2 July 2020, 07:46 | Updated: 2 July 2020, 09:20

EJ Ward

By EJ Ward

LBC has been told school pupils have been coughing and spitting at each other, and their teachers, using the threat of coronavirus.

Teachers fear the problem could grow worse when children in all year groups return to classes in September. There’s also concern that some could use it as a bullying tactic.

It's after we revealed earlier this week that coughing and spitting offences have shot up by 74% during lockdown in England and Wales.

Secondary school teacher Nik Jones has been speaking out on behalf of his colleagues who he says have been spat at.

The English teacher, from County Durham, told LBC: "I know one colleague who was seriously upset when that happened to her because she's got a young child who is very seriously ill.

"Whilst she was pretty sure that she hadn't actually been covered in anything, she was close enough to the incident and it really rocked her."

When asked how many of his colleagues he knows it's happened to, Nik said: "Just the three, which doesn't sound like a lot, but I think what we have to remember is if it's happening to one member of staff in that school it's probably happened to a lot of members of staff in that school, and if it's happening in that school it's probably going to be happening elsewhere.

"It'll only take one or kids to do that who genuinely have the coronavirus, and all of a sudden we're in a situation where that school, those students, those staff members and the families all attached to that school are in quite serious danger."

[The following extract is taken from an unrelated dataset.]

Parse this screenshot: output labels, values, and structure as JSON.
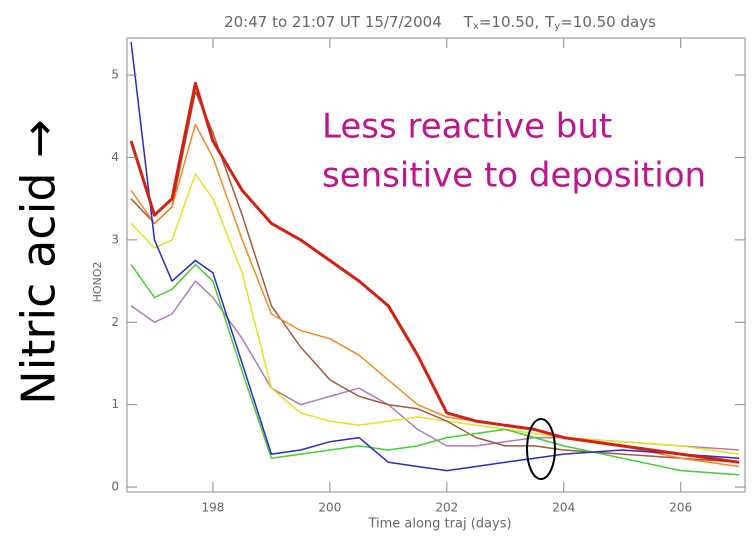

Mr Jones, who is also joint District Secretary for the National Education Union in Durham, fears some pupils will use it as a way to bully their peers.

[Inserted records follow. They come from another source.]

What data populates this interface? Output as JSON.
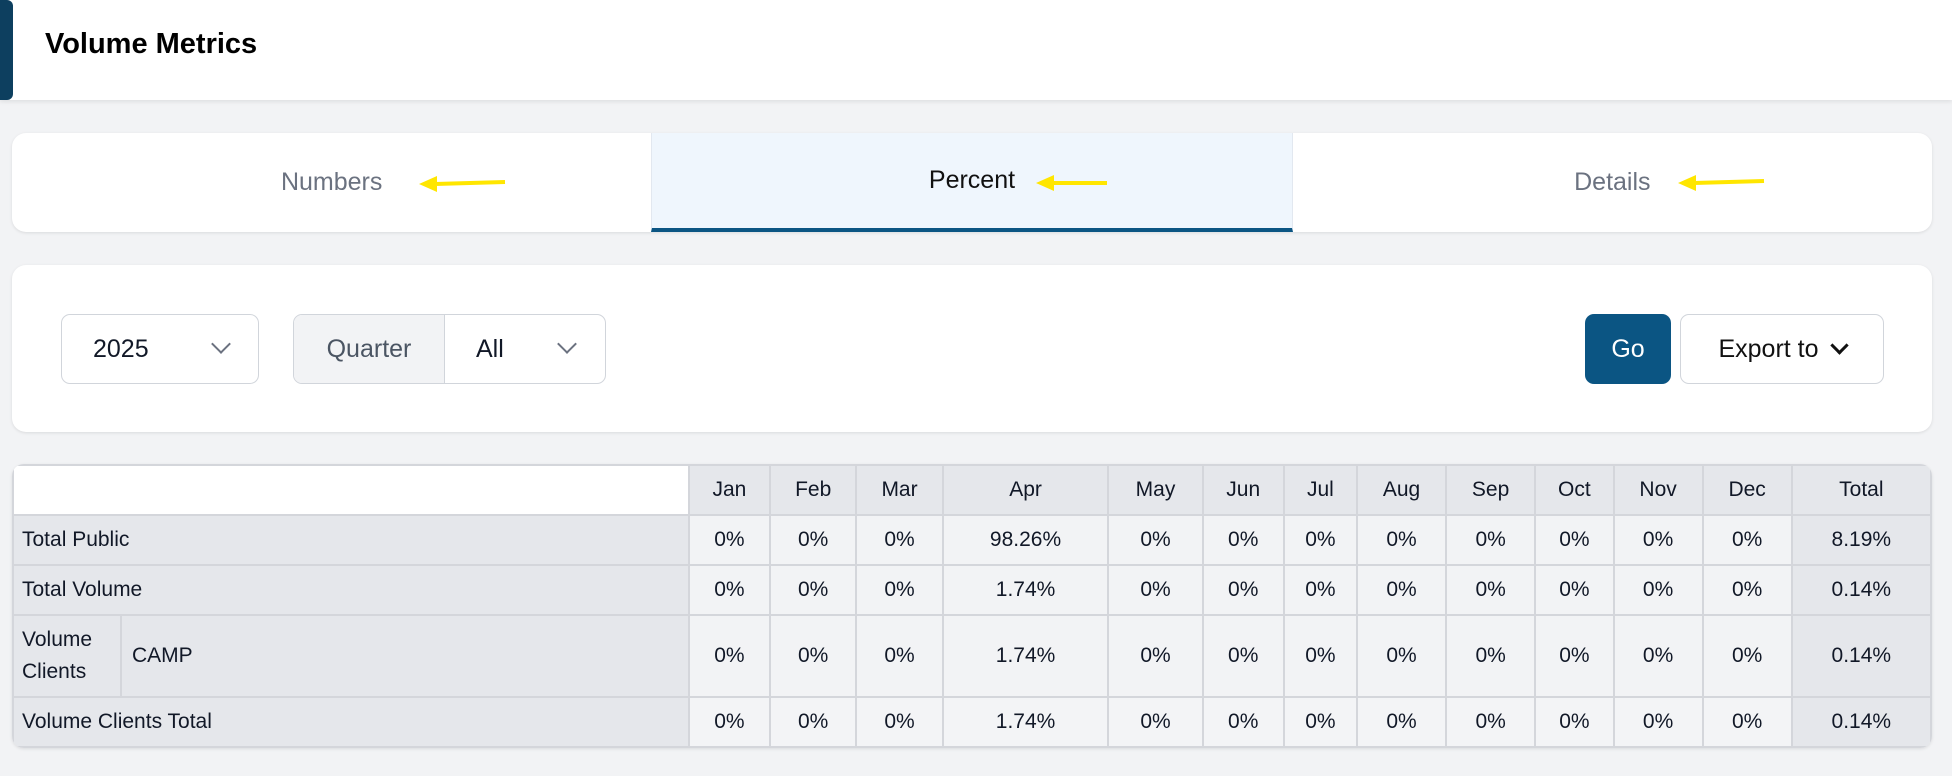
{
  "header": {
    "title": "Volume Metrics"
  },
  "tabs": [
    {
      "label": "Numbers",
      "active": false
    },
    {
      "label": "Percent",
      "active": true
    },
    {
      "label": "Details",
      "active": false
    }
  ],
  "filters": {
    "year": "2025",
    "quarter_label": "Quarter",
    "quarter": "All",
    "go": "Go",
    "export": "Export to"
  },
  "colors": {
    "primary": "#0b5583",
    "annotation_arrow": "#ffe600"
  },
  "table": {
    "columns": [
      "Jan",
      "Feb",
      "Mar",
      "Apr",
      "May",
      "Jun",
      "Jul",
      "Aug",
      "Sep",
      "Oct",
      "Nov",
      "Dec",
      "Total"
    ],
    "rows": [
      {
        "label": "Total Public",
        "values": [
          "0%",
          "0%",
          "0%",
          "98.26%",
          "0%",
          "0%",
          "0%",
          "0%",
          "0%",
          "0%",
          "0%",
          "0%",
          "8.19%"
        ]
      },
      {
        "label": "Total Volume",
        "values": [
          "0%",
          "0%",
          "0%",
          "1.74%",
          "0%",
          "0%",
          "0%",
          "0%",
          "0%",
          "0%",
          "0%",
          "0%",
          "0.14%"
        ]
      },
      {
        "group": "Volume Clients",
        "label": "CAMP",
        "values": [
          "0%",
          "0%",
          "0%",
          "1.74%",
          "0%",
          "0%",
          "0%",
          "0%",
          "0%",
          "0%",
          "0%",
          "0%",
          "0.14%"
        ]
      },
      {
        "label": "Volume Clients Total",
        "values": [
          "0%",
          "0%",
          "0%",
          "1.74%",
          "0%",
          "0%",
          "0%",
          "0%",
          "0%",
          "0%",
          "0%",
          "0%",
          "0.14%"
        ]
      }
    ]
  }
}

"Horribly, it'll be one of those trends that people want to have a bit of a laugh with.

"There's a very real chance that any student who does express a fear about the virus won't feel brave enough to talk about those fears in a sensible way, because those fears will be used as a bullying tactic. I have no doubt about that, unfortunately.

"The difficulty will be, because we're expected to have everybody back in September at the minute, we're not going to have enough staff to manage that as well as we'd like to. I doubt very much any school will.

"It probably won't happen in the classroom. It'll happen in the corridors, it'll happen in the toilets, the changing rooms, out on the field, and we're not necessarily going to be there to stop that.

"It's inevitable, I think."

Figures obtained by LBC from 22 police forces show during eight weeks between March and May there were more than 2,500 recorded offences of spitting and coughing.

That's a rise of more than 1,000 on the same time last year.